Или я сам обманывал себя – или, обманув раз Милену, не мог ждать от нее повторного снисхождения. Мы встречались на пороге, торопливо целовались, спешили в постель – и вскоре, не проходило и часа, она оставляла меня. Спеша к другому или другой. Для нее это не имело значения. Удивительно, я всякий раз надеялся, что мимолетность наших свиданий будет, когда-нибудь прервана. Что Милена останется, не только до утра, просто однажды вечером придя в мой дом, останется. Зарубкой на сердце. Щемящей болью утраты. Хоть чем-то.
Наверное, лишь когда Милена привела с собой сестру, тогда и появилась первая робкая зарубка. Не знаю, почему согласилась Валерия на этот маленький эксперимент с младшей, ведь она и тогда не слишком с ней ладила. Может, тоже пыталась снять свою маску.
И так вот, столкнувшись втроем в постели, нам суждено было разойтись совсем иным составом. Милена снова осталась одна – не представляю и сейчас, что она подумала, когда уходила, оставляя меня и сестру. Или под маской это не так чувствуется? Или из-под маски это не так заметно? – другим маскам, лишенным всякого выражения.
В тот день мне показалось, что моя встреча состоялась. И я поспешил забыть об устроившей эту встречу, избавиться от надсадного желания видеть, слышать, чувствовать. Она не ответила, только вычеркнула себя из моей телефонной книжки, и меня из своей. Как бы ставя точку.

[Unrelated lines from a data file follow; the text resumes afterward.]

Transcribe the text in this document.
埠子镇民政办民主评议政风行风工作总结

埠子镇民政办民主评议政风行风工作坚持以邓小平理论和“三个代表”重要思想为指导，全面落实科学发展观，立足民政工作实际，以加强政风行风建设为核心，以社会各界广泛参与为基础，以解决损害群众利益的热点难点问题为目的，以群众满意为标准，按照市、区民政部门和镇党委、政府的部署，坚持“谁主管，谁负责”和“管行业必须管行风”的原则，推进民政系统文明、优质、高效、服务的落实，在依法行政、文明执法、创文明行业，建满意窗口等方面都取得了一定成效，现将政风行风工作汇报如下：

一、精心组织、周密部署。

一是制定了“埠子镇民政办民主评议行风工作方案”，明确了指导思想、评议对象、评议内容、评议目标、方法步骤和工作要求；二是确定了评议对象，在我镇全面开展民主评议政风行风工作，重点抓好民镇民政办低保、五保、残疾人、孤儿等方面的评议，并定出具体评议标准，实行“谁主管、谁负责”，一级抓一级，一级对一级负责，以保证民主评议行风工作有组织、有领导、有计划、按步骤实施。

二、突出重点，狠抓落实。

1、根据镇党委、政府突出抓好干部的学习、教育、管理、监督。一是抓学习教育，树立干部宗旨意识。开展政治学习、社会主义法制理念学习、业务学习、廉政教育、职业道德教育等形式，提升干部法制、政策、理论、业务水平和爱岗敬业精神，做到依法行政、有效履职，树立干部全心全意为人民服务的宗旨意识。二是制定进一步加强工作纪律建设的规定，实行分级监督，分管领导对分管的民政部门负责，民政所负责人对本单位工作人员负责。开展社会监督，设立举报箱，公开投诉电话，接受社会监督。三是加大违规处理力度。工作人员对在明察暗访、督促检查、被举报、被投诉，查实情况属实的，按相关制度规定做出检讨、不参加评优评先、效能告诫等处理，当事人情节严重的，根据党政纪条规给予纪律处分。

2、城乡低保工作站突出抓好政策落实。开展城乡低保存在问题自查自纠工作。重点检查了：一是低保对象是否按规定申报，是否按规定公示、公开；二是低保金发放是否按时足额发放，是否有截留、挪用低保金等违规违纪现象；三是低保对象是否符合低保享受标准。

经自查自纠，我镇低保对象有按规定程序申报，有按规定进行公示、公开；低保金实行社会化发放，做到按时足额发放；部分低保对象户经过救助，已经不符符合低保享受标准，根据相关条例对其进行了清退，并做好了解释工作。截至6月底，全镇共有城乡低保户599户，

Которая сегодня оказалась многоточием.
Тонарм плавно поднялся над пластинкой и величаво вернулся на исходную позицию. Милена повернулась ко мне. Лицо ее, залитое синеватым сиянием, исходившим от музыкального центра, казалось призрачным. Словно ее на самом деле здесь нет, а есть лишь видение усталого мозга, возжелавшего таким способом утишить мои тревоги.
Какое-то время мы просто сидели вместе. Затем Милена поднялась.
– Давай, я разогрею. Если у тебя есть чего.
– Должна быть запеканка вчерашняя. И лечо. Твоему избалованному вкусу подойдет вместо ананасов с шампанским?
Она рассмеялась.
– Я думала, ты ужинаешь в ресторане. Нет, только не туда, я не хочу сегодня от тебя уходить. Ты позволишь? Совсем, до утра, позволишь?
Она спрашивала разрешения. Она, Милена Паупер, просила остаться на ночь. Я грустно улыбнулся и кивнул в ответ. Мы перебрались в кухню.
– Надеюсь, твоя домработница нам не помешает.
– Вообще-то горничная или официантка, но я никого не заказывал.
– Тем хуже для них. И все же удивляюсь я на тебя. Сам не то поляк, не то литовец, а говоришь, как москвич. Горнишная.
– Я и есть поляк. Просто предки перебрались в Москву при Лжедмитрии, – она только рукой
махнула.– Доставай пищу. После таких песен я проголодалась. И… холодно у тебя.
В самом деле, Милена подрагивала. Точно скаковая лошадь перед стартом. Я внимательно вгляделся в ее зрачки. Немного расширены, но может, это с темноты.
Она все же заметила.
– Тоже подозреваешь. Да ничего со мной сегодня еще не было. Не нюхала, не пила. Ты прям как моя мать. Не хочется с ней даже говорить из-за этого. Хотя и так с ней говорить не о чем….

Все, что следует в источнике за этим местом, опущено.